College van Beroep voor het bedrijfsleven
Verzoek schadevergoeding. Causaal verband niet vast te stellen wegens
weigering medewerking onderzoek. Redelijke termijn. Behoort tot groep
ambtenaren voor wie beroep op artikel 6 EVRM niet mogelijk is
Betrokkene verzoekt om schadevergoeding in verband met opgelopen
letsel bij gijzelingsactie van gedetineerden in penitentiaire
inrichting, met als gevolg arbeidsongeschiktheid en ontslag. Schending
van de zorgplicht van de werkgever staat ingevolge eerdere uitspraak
van de rechtbank vast. De vraag in hoeverre de arbeidsongeschiktheid
van betrokkene in causaal verband staat tot de gijzelingsactie is in
het bestreden besluit niet beantwoord bij gebreke van medische
informatie over de situatie direct na het incident en betrokkene
medewerking weigert aan verstrekking van die gegevens en overigens aan
elk onderzoek. Niettemin is door de Minister onverplicht een
materiële en een immateriële schadevergoeding toegekend.
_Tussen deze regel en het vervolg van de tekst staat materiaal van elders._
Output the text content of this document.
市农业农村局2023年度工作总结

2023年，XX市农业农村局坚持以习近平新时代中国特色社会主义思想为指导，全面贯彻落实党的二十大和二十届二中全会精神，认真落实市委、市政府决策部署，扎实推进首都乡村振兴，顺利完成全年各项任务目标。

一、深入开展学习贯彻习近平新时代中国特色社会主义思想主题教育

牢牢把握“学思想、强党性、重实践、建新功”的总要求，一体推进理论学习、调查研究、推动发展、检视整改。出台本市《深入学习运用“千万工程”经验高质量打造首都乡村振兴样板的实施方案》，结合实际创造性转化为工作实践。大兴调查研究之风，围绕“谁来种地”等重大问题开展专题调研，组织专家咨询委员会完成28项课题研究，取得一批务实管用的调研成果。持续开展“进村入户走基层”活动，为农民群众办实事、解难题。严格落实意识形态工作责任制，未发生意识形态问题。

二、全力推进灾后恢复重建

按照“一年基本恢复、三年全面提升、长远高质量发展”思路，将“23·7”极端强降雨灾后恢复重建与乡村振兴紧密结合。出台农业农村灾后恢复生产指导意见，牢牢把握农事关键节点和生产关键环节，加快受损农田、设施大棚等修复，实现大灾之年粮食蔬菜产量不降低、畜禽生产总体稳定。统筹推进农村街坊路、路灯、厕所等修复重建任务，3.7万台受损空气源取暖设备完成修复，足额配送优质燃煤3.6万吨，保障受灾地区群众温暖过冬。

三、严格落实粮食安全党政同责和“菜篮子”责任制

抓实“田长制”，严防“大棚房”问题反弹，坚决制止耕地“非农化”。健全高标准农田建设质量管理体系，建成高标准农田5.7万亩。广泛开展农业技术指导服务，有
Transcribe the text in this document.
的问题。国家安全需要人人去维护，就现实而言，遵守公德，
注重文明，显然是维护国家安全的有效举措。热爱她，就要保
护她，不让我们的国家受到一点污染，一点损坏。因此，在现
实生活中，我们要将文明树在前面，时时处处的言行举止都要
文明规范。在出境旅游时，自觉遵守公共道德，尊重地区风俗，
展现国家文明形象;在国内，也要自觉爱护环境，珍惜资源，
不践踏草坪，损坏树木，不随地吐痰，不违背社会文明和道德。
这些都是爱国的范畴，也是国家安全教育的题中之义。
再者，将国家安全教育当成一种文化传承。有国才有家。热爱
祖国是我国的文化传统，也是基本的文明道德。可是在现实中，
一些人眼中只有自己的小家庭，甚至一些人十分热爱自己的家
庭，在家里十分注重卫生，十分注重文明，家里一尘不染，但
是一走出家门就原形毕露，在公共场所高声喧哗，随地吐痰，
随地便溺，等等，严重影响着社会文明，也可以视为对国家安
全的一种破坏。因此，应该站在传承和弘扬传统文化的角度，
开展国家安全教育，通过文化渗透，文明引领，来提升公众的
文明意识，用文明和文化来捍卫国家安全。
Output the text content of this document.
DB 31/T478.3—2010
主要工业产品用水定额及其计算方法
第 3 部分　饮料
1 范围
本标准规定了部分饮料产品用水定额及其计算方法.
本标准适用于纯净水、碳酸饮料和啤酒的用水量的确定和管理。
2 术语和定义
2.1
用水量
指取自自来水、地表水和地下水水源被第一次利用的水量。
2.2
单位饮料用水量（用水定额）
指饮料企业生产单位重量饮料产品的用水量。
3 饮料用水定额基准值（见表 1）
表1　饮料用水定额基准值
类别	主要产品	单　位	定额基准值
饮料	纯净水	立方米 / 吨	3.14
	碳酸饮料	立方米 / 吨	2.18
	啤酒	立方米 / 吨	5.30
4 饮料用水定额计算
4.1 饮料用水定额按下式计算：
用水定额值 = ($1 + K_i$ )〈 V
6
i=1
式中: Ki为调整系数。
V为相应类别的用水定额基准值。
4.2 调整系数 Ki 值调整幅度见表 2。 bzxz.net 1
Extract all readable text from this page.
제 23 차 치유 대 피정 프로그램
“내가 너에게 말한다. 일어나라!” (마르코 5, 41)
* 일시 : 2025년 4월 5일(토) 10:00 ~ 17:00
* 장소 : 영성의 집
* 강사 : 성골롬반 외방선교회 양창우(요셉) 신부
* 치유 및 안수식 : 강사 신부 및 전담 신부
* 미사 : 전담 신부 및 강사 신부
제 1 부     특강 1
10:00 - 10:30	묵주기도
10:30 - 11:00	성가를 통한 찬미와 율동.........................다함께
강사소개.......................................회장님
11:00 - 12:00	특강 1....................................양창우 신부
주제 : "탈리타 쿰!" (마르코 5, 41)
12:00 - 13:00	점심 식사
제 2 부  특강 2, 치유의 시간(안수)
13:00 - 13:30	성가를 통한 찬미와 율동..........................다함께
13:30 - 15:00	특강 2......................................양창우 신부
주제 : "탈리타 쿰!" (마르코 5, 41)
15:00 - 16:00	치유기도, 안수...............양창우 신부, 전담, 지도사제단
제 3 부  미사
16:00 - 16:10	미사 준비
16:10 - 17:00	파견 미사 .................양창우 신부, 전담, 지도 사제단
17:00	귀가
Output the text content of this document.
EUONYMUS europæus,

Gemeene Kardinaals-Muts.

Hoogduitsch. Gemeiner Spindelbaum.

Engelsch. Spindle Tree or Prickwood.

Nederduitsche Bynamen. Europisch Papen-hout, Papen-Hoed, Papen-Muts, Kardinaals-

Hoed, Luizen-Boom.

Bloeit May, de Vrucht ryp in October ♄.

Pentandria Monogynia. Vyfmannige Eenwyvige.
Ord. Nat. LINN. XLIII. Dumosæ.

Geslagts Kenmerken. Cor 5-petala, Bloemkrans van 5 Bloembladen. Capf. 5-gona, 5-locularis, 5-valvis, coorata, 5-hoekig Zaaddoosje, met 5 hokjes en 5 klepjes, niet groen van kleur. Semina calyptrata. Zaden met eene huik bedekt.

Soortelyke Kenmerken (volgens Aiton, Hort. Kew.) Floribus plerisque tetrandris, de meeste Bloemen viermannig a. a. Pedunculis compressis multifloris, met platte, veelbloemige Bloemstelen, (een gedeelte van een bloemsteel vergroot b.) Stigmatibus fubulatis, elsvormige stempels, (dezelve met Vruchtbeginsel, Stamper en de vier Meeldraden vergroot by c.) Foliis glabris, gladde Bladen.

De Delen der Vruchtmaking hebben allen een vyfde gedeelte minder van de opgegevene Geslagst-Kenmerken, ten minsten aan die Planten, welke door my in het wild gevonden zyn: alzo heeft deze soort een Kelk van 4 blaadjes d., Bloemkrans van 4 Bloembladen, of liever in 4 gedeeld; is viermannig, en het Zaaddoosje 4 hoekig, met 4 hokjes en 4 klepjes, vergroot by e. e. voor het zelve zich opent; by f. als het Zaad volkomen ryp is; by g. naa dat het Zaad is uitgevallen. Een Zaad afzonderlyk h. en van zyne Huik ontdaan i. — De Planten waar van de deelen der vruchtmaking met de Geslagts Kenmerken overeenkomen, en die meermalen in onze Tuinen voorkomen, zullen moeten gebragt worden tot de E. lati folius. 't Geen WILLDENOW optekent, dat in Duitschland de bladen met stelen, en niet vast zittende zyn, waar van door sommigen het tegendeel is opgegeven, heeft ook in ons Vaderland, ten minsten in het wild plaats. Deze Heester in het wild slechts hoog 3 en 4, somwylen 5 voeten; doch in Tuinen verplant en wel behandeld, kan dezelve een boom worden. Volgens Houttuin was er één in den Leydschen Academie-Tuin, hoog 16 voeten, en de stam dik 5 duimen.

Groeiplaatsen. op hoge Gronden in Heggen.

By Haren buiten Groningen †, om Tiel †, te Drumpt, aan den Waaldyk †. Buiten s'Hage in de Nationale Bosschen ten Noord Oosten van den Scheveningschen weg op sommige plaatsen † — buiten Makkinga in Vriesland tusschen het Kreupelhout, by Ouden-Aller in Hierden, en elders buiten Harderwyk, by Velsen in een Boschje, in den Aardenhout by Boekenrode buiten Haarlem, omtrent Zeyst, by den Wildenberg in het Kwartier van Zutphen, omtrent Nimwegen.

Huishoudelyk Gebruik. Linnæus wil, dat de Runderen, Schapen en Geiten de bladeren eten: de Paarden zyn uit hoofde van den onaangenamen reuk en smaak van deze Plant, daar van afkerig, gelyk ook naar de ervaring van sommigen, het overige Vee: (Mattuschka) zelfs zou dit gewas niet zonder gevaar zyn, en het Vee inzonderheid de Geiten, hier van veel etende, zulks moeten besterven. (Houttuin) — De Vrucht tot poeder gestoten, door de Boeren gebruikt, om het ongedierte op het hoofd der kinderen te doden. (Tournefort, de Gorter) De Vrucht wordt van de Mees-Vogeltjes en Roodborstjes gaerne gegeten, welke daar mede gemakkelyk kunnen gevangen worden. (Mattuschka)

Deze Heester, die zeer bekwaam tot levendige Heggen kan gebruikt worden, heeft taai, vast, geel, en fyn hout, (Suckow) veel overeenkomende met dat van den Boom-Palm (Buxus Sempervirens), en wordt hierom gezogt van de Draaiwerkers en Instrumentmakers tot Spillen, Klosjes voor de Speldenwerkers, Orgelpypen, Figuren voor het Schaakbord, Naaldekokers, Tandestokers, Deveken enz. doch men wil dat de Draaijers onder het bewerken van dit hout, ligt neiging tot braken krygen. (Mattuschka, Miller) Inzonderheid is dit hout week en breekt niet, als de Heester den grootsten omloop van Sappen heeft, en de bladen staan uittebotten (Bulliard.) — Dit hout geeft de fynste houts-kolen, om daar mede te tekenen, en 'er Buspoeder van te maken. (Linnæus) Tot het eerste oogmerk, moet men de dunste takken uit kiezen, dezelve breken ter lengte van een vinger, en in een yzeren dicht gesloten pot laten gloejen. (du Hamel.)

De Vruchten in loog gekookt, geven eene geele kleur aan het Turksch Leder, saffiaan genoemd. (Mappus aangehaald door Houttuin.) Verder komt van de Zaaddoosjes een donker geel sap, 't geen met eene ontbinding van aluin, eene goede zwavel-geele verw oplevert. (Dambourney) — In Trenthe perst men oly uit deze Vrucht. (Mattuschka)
De Raad is
van oordeel dat het de Minister met het oog op een zorgvuldige
besluitvorming vrij stond om van betrokkene medewerking te verlangen
aan het vergaren van gegevens over zijn medische situatie kort na het
gijzelingsincident. Betrokkene heeft geen gegronde redenen aangevoerd
om zijn herhaalde weigering te rechtvaardigen. De ontkenning van
causaal verband door de Minister mocht onder die omstandigheden.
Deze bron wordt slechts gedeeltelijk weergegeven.